Kamu ngobrol sama saya. Bahkan kamu senyum ke arah saya. Natap mata saya. Ngusap kepala saya. Melakukan semua hal kecil nan sepele yang kamu gak akan pernah kira berpotensi membuat jantung saya gagal berdetak sewaktu-waktu.

Kamu tau saya gelian, jadi kamu ngelitikin kaki saya. Saya kira, kamu akan pergi saat saya tepis tangan kamu dengan halus (ini sebenarnya modus agar saya bisa megang tangan kamu) tapi nggak. Kamu malah duduk di depan saya, terus ngelitikin kaki saya. Dan anehnya, saya diam saja. Bibir saya kaku untuk bahkan memasang tampang datar. Saya nggak bisa natap mata kamu, bibir saya juga nggak bisa untuk nggak tersenyum karena tingkahmu.

Saat saya salah menjawab pertanyaan guru dan semua anak menertawakan saya, saya tak sengaja bertemu tatap denganmu. Kamu menatap saya, dengan dagu bertopang pada sebelah tangan dan punggung yang kamu biarkan bersender malas di kursi kayu yang sudah banyak coretan. Kamu tersenyum jenaka ke arah saya. Cukup lebar hingga matamu menyipit.

Jelas saja, hidung saya lupa bagaimana caranya bernapas.

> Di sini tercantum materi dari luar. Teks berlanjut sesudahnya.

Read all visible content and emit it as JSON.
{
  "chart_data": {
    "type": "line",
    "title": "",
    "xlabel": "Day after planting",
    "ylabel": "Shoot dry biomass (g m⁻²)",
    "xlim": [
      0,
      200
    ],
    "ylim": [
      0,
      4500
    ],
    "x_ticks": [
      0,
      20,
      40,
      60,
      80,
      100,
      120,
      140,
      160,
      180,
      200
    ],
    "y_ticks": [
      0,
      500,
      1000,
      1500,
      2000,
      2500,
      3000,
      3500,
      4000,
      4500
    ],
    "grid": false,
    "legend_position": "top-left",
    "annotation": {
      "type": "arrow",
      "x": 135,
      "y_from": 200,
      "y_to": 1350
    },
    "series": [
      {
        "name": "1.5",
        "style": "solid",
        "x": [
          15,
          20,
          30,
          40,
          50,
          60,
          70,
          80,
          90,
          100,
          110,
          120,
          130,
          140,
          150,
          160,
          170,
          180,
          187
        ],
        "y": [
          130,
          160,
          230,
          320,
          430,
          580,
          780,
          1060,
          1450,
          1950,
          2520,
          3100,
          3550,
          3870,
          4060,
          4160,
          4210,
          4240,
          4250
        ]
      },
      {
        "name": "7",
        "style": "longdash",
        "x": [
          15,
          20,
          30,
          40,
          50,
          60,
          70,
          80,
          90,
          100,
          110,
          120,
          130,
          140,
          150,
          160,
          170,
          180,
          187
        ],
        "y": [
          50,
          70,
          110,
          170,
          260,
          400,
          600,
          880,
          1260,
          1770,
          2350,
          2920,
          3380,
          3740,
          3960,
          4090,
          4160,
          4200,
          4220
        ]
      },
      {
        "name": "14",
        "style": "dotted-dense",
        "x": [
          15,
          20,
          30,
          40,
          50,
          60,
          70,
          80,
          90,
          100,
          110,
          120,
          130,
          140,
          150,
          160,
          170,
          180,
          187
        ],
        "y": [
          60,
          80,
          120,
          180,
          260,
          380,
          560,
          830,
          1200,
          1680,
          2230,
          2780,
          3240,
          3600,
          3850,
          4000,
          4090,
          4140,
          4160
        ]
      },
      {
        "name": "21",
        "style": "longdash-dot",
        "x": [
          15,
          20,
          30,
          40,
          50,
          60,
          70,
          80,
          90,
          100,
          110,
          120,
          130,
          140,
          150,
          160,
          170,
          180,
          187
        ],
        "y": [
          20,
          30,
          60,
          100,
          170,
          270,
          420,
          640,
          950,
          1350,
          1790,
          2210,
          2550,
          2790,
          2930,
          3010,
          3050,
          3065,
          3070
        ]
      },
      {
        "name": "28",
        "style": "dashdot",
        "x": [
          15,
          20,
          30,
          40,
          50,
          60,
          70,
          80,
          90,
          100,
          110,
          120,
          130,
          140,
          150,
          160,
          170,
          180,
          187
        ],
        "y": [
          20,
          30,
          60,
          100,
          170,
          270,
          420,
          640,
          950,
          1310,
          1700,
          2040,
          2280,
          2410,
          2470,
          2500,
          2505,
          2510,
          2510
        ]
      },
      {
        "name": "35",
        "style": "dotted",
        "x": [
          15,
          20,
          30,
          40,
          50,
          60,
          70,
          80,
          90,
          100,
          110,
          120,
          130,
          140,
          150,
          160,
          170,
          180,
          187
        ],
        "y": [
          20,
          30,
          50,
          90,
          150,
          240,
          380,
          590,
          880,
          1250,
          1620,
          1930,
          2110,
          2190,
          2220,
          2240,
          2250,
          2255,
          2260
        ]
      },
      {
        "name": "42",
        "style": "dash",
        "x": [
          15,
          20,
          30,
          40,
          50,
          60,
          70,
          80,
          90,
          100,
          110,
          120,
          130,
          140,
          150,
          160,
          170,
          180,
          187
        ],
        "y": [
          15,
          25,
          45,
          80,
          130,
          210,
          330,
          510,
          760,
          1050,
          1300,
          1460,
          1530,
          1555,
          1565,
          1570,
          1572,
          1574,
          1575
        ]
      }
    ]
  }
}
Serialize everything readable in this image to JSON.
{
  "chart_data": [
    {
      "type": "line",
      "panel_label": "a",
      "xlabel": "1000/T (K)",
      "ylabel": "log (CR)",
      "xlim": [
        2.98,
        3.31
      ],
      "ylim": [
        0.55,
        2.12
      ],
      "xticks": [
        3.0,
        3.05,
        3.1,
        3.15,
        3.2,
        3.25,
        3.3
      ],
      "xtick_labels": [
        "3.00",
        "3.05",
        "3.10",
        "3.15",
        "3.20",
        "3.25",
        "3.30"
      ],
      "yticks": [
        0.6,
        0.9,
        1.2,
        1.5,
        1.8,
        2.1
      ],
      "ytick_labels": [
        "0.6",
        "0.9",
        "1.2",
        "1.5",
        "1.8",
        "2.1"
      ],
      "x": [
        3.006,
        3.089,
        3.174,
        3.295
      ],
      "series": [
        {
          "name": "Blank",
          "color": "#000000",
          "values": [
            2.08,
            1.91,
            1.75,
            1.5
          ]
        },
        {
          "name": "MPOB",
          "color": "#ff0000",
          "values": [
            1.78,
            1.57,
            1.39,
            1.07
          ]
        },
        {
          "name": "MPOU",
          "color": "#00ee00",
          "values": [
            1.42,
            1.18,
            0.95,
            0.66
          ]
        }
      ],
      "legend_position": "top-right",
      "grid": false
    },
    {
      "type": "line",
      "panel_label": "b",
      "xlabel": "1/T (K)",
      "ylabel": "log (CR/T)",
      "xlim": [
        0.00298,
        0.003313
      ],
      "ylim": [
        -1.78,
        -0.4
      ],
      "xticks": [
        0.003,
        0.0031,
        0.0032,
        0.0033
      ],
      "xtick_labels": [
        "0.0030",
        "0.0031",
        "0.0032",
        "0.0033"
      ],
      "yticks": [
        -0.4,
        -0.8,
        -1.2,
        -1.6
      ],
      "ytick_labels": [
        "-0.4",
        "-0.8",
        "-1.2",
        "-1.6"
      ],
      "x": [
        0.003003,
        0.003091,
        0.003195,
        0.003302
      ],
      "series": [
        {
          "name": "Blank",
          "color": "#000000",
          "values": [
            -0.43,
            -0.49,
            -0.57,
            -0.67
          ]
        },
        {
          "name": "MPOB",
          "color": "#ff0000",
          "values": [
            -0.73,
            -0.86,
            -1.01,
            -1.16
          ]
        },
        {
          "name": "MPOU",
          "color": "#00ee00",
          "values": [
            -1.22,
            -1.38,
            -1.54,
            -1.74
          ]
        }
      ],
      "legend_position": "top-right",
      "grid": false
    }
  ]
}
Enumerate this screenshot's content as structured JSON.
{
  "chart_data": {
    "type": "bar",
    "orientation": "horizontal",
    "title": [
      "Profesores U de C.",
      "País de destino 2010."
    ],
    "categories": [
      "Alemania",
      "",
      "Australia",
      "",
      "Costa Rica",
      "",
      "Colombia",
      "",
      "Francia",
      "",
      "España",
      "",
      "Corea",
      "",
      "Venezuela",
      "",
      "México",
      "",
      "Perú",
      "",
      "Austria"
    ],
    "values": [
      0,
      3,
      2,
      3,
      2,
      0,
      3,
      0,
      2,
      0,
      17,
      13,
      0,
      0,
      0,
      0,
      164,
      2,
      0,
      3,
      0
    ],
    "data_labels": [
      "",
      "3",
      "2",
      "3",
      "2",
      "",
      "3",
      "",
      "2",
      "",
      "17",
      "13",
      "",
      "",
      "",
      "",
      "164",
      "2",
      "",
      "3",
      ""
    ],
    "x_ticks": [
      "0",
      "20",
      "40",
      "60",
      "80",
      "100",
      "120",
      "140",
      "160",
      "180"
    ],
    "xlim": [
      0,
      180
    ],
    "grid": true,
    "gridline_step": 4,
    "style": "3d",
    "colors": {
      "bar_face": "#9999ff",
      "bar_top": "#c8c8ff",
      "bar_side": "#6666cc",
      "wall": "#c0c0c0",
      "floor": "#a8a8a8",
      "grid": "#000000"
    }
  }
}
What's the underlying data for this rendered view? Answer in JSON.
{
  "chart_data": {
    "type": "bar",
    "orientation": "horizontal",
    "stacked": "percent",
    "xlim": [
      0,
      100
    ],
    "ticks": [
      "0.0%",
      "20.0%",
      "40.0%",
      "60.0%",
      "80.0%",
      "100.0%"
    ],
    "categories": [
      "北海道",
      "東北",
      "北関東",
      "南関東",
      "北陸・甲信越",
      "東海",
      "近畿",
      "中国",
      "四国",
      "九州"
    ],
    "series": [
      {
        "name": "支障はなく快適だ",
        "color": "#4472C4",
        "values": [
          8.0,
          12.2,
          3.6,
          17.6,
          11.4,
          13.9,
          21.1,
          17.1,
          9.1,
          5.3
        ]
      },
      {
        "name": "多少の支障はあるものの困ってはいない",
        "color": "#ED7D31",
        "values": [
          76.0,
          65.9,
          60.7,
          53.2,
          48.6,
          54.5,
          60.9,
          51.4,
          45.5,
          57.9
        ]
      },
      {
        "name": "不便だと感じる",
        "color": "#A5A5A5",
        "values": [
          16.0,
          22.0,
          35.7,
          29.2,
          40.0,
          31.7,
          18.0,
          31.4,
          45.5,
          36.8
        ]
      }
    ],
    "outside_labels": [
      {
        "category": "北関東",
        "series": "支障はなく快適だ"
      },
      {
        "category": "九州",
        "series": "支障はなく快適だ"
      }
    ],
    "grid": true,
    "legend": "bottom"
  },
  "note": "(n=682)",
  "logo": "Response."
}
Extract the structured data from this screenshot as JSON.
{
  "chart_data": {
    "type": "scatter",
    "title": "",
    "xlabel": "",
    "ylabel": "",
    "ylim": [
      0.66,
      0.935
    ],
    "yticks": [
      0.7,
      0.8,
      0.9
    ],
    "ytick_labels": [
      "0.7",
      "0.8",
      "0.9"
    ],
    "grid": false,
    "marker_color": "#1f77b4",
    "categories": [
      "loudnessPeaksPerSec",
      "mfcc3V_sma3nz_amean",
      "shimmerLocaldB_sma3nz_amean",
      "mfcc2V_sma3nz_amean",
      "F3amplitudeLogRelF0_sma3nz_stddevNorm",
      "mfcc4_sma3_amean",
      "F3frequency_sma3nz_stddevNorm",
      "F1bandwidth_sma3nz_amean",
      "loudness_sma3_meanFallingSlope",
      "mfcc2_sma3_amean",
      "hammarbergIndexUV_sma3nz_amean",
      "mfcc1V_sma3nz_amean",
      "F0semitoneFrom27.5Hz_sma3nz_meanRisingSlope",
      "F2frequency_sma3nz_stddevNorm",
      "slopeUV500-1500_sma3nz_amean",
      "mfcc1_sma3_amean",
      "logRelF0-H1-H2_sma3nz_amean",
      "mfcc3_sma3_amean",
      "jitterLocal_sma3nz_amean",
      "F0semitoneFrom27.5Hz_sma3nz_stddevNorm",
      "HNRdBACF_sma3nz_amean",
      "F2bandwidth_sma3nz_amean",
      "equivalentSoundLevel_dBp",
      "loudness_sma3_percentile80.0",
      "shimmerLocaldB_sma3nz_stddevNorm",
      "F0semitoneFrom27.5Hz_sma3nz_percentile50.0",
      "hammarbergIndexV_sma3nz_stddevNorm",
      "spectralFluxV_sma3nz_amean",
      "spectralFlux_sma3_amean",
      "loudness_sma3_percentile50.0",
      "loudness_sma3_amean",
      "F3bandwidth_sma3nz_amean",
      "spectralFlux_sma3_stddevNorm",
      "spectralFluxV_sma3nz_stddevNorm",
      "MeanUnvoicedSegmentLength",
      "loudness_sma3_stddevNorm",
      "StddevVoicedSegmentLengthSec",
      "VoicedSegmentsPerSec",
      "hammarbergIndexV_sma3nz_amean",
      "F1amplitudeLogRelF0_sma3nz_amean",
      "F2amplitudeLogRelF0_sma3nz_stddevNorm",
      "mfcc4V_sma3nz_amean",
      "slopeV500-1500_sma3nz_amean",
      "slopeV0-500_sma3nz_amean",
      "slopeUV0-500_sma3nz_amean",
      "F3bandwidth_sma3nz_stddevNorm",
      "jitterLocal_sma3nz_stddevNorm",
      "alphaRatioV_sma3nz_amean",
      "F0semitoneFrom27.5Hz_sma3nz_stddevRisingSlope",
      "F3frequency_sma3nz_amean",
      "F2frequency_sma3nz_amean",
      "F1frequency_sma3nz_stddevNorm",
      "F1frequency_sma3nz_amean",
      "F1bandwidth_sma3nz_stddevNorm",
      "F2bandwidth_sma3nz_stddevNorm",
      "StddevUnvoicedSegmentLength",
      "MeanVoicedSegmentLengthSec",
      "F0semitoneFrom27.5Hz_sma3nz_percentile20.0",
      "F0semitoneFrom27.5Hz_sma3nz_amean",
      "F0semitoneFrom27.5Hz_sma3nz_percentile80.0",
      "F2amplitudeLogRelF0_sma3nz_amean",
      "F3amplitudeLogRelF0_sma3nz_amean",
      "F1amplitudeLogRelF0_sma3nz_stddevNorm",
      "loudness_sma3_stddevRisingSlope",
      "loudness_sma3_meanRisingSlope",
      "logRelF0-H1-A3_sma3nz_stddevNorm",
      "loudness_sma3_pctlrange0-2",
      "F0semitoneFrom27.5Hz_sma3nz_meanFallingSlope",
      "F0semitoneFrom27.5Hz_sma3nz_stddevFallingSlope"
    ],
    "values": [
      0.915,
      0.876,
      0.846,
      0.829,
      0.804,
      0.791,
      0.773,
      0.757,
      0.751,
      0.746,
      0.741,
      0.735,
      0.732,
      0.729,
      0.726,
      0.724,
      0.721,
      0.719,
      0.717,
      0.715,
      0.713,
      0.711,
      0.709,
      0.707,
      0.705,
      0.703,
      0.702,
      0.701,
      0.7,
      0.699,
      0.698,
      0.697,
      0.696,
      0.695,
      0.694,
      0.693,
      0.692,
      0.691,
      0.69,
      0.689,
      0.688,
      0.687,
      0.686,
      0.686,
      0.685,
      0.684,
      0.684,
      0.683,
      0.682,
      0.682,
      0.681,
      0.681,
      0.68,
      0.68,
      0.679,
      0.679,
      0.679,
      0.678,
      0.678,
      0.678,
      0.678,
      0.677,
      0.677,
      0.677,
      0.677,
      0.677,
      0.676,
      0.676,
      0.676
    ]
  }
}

Kamu menyombongkan diri dengan badanmu yang tinggi, berjinjit dan mendekat ke arahku, lantas mengusap kepalaku pelan sambil berkata bahwa aku pendek. Kamu tau? Saat itu, untuk pertama kalinya dalam seumur hidup saya, saya merasakan tangan yang amat sangat pas menyentuh tangan saya. Rasanya nyaman, hangat, dan menenangkan. Mungkin jika bukan kamu yang melakukannya, saya akan berkata jika itu kurang sopan. Tapi saat kamu yang melakukannya, yang ada di pikiran saya hanya; saya mau lagi, lagi, dan lagi.

Seketika itu, saya lupa akan ujian praktek yang sudah saya cemaskan saban malam.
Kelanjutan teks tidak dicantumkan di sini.